Nathas teach that everything perfect has always been with us, is and will be, we just cannot perceive it because of our karmic accumulations, so we need to learn to see the highest in this world. If you see the highest in the Guru, it will return according to the principle of a mirror. One who sees siddha in another can perceive himself as a siddha, and such a vision should be cultivated by an imperfect person. But in this world, under the influence of Maya, most often imperfect beings tend to act differently, trying to find the truth in sophisticated methods with the hope that this will lead them to realization, while in fact not following them in real life.

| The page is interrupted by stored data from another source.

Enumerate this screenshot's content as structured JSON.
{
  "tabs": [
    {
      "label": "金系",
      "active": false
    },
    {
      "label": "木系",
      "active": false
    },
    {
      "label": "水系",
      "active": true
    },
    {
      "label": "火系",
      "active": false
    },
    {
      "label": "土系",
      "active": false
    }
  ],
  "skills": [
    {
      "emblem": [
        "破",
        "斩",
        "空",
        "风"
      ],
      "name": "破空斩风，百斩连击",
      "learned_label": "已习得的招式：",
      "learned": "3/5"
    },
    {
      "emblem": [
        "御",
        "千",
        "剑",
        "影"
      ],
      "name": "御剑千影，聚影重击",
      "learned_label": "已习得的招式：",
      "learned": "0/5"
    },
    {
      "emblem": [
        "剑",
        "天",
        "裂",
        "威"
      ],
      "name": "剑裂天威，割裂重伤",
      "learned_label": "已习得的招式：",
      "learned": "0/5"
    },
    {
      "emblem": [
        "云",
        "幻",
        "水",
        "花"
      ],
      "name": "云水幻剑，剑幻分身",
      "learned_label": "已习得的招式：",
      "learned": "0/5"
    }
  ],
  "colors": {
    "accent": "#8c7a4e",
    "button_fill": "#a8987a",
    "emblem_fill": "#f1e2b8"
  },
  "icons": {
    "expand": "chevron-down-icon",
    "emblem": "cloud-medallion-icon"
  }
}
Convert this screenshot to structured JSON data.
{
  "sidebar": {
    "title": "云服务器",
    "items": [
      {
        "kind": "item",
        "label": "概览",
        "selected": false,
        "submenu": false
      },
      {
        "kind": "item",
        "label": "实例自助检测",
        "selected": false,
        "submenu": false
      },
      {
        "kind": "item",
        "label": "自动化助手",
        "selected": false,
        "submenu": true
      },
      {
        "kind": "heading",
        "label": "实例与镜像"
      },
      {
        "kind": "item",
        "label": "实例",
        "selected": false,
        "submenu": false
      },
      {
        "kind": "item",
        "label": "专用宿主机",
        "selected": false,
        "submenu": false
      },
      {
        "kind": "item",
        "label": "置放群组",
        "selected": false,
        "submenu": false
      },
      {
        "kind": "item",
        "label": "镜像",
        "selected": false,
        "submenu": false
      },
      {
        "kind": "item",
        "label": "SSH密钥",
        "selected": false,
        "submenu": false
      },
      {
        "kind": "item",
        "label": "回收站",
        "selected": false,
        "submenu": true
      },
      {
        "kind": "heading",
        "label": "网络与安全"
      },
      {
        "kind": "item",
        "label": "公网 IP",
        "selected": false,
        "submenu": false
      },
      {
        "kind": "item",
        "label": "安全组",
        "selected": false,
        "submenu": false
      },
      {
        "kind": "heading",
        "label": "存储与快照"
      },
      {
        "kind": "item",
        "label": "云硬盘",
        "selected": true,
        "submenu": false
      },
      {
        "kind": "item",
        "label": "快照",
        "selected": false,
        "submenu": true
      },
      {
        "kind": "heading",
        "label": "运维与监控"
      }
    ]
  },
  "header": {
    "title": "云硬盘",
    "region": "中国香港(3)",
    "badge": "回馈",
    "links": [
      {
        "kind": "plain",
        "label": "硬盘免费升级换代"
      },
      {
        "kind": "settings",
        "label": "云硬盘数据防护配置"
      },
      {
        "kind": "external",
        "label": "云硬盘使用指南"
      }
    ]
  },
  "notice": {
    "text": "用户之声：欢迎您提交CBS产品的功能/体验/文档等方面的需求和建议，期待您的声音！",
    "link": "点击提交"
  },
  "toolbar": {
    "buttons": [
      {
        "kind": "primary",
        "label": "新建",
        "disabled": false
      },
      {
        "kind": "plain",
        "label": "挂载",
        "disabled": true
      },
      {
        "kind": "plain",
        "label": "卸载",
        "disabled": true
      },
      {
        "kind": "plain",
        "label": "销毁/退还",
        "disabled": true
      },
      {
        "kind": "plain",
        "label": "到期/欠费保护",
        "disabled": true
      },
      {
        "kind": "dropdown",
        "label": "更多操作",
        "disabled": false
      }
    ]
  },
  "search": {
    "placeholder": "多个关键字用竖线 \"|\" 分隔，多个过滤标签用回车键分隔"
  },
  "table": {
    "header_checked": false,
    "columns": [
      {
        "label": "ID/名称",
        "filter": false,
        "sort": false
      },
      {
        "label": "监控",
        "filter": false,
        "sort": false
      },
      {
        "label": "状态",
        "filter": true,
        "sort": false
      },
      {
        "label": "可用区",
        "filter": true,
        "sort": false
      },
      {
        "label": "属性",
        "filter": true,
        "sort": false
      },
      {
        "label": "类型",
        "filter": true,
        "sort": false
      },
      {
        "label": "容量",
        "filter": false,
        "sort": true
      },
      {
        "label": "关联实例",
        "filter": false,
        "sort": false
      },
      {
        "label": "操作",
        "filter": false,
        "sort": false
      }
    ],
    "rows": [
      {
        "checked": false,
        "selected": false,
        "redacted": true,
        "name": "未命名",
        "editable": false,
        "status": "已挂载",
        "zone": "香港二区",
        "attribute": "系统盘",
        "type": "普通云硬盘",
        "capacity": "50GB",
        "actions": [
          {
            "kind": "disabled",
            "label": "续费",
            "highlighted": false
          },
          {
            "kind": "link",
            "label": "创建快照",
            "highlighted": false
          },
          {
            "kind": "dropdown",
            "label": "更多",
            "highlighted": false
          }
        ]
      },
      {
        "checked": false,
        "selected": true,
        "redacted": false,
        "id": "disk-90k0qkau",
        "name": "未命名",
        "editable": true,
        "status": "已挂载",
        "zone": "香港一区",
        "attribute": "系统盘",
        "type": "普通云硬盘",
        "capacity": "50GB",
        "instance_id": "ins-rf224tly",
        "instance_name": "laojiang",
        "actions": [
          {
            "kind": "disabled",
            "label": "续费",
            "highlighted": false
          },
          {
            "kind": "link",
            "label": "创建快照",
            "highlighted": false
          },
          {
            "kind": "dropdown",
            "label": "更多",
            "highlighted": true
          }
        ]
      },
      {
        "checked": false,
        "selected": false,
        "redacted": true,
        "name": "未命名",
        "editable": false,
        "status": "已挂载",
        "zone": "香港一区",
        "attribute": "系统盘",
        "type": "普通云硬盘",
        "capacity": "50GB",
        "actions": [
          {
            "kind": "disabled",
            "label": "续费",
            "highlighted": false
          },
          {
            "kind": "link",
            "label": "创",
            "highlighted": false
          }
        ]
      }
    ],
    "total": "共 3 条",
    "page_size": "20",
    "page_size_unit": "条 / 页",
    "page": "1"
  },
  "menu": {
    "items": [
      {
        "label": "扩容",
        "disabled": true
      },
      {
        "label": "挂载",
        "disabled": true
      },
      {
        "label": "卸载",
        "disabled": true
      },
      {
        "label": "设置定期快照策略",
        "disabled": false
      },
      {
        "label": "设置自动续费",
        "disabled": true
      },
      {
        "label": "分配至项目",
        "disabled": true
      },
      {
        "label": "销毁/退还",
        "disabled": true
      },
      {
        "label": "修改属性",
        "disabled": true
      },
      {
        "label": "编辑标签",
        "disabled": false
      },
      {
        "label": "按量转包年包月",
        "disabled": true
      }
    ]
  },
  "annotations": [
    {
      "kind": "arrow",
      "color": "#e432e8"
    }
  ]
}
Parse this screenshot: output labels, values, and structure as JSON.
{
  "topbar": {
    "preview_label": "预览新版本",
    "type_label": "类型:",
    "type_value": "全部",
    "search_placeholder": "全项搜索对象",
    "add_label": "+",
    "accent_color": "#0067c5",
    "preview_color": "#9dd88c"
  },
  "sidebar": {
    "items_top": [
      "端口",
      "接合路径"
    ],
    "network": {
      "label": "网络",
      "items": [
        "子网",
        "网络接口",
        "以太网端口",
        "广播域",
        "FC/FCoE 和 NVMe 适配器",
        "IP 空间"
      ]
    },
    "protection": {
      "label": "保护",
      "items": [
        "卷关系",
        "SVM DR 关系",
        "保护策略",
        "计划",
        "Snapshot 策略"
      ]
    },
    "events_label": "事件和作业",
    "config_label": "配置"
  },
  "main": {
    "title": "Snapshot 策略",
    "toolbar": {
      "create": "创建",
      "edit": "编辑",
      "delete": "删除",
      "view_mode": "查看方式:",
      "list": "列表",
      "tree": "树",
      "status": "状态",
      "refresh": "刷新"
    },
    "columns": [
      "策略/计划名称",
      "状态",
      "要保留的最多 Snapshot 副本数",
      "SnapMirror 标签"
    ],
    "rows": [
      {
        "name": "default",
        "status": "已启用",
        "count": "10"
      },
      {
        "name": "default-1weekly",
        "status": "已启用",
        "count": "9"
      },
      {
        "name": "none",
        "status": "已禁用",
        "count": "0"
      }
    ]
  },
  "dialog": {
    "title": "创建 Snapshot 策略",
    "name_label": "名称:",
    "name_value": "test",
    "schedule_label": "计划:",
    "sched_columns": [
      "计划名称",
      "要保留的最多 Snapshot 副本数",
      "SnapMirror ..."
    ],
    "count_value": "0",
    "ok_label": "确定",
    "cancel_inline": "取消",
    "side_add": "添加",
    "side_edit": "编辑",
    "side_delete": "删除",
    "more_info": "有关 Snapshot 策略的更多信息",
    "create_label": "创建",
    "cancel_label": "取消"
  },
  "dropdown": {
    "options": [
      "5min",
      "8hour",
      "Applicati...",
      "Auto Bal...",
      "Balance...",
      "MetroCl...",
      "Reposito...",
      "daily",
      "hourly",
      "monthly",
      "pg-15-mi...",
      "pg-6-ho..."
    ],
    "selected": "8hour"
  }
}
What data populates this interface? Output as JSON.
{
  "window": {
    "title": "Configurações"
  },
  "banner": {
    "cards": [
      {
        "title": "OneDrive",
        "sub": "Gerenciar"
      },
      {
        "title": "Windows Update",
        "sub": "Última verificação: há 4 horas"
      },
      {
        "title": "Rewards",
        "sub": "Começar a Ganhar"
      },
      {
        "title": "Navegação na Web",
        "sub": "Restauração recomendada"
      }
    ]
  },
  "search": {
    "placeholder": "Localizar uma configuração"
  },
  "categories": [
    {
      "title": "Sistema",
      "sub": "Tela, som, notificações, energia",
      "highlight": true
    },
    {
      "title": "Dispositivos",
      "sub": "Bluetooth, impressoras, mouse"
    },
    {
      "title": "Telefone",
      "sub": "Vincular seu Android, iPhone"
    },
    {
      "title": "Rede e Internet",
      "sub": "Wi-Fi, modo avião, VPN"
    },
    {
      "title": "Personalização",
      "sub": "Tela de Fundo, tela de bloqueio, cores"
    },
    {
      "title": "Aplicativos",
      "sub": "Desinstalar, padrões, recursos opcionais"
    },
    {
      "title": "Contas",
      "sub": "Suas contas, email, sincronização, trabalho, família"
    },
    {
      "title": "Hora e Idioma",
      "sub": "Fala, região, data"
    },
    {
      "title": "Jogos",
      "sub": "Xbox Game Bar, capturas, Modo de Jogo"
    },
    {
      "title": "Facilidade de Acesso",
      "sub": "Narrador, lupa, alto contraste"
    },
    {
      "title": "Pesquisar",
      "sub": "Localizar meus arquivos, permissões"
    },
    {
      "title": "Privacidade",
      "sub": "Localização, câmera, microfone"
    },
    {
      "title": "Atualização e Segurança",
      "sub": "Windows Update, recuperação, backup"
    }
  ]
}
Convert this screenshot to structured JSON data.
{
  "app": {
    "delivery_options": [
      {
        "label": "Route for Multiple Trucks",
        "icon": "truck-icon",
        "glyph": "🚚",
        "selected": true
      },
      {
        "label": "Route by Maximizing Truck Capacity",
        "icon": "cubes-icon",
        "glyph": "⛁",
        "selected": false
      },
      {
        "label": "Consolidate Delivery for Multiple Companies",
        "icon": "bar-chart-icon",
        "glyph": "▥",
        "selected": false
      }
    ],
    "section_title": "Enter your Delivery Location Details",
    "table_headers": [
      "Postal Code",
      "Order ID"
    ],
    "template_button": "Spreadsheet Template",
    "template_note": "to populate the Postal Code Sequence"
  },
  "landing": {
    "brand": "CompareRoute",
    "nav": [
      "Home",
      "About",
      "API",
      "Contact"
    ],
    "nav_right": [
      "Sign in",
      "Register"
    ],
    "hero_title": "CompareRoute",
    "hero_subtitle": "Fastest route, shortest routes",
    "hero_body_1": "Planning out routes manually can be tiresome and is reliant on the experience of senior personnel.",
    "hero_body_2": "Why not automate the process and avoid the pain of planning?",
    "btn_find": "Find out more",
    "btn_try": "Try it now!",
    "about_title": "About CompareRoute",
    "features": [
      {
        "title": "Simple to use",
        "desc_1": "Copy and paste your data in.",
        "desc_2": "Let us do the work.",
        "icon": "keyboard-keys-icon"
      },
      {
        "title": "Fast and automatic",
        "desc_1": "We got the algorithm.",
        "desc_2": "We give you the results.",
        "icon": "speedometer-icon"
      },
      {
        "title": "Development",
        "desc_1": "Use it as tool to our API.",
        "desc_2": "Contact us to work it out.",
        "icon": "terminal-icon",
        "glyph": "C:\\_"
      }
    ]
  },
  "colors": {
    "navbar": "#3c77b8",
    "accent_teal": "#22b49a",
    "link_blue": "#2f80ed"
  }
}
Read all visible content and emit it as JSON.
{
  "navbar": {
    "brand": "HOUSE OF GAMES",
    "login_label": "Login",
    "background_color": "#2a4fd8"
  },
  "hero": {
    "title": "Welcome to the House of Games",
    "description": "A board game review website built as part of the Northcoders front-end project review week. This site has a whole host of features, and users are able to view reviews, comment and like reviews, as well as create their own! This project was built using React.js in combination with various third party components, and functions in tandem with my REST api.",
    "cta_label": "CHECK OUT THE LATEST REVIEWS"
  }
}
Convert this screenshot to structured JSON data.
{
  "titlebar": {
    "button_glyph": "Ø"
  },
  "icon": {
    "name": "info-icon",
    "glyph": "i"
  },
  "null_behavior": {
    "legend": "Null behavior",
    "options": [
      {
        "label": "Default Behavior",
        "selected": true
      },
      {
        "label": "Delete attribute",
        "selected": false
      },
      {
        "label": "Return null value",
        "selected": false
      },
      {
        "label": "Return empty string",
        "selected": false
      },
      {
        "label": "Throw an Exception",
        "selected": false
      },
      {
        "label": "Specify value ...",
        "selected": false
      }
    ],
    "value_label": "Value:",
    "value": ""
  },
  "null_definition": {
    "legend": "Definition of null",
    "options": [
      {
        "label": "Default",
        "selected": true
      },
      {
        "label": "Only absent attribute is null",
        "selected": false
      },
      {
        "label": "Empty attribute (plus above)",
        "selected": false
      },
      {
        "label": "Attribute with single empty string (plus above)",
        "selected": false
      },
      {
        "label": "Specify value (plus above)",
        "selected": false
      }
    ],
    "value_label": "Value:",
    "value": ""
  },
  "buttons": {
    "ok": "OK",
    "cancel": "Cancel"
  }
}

Therefore, siddhas like Gorakshanath were not interested in the external names of traditions and philosophical doctrines. The Aughar, who saw the essence of all of them, immediately becomes an avadhuta. Avadhuta is outside all sampradayas, but he is open to all teachings, because he is a true vairagi, his consciousness is empty, therefore he has a complete picture of the world. Anyone who has seen the whole world will understand that it is pointless to change it for any one part, because vairagya becomes a normal phenomenon for a yogi. Vairagi is like a king who disguised himself as a beggar, but at any moment can give up this game, because he always remembers what is eternal and what is not.

Since for the representatives of the varnas, the vairagis and sannyasis are a kind of "portals" to the other world of freedom, they are hierarchically considered as Guru in the Indian world. That is why one may wonder seeing the following picture in India: when sadhus in the temple are being served by brahmanas who are perhaps even more literate than this sadhu, the sadhu may not know well Sanskrit, Karmakanda, etc. Or, for example, now, when in India yoga is also Westernized for worldly people, you can meet a yogacarya who teaches Hindus gymnastics, but he honors sadhu who does not bend in asanas. This is why yoga is traditionally connected with the "transparent, pure world of peace", and not the ability to "passionately do gymnastics". In India, no matter how they are overgrown with outwardly Western elements, in general, somewhere on the "spiritual-genetic" level, it is still clearly stated what is real yoga and what is not. This is reality – above flowers, above smells, above tastes, etc. sadhus and Gurus, advanced sadhakas teach precisely with the energy of these worlds, therefore he may even be illiterate. They can teach with their silence too.

What is perfect Vairagya?

Complete detachment is paradoxical for a Western person who is historically programmed by the Abrahamic, dualistic consciousness (maybe Kabbalah, Sufism, etc., are a little exception to this). The Indian consciousness, if someone had time to notice, combines differences, and this has doctrines that have been grounded for centuries. How, for example, can Christian combine fanatical faith with sometimes seemingly cynical behavior? Or how can the offering of the most impure substances to the Divine be regarded as the highest form of worship? Even foul language (it is also developed among them) can be a special form of Divinity, it is enough to look at some of the instructions for Pashupatam, Kapalik, etc. But, of course, one must be careful and properly study the essence of such elements, their doctrines.

To put it in a nutshell: perfect renunciation is the ultimate detachment from the outside, combined with the ultimate immersion in the outside (which, as a rule, is not burdensome). The process is two-sided, but the first state should always prevail in it over the second, despite their interdependence. One is the "testing", "regulating" element of the other.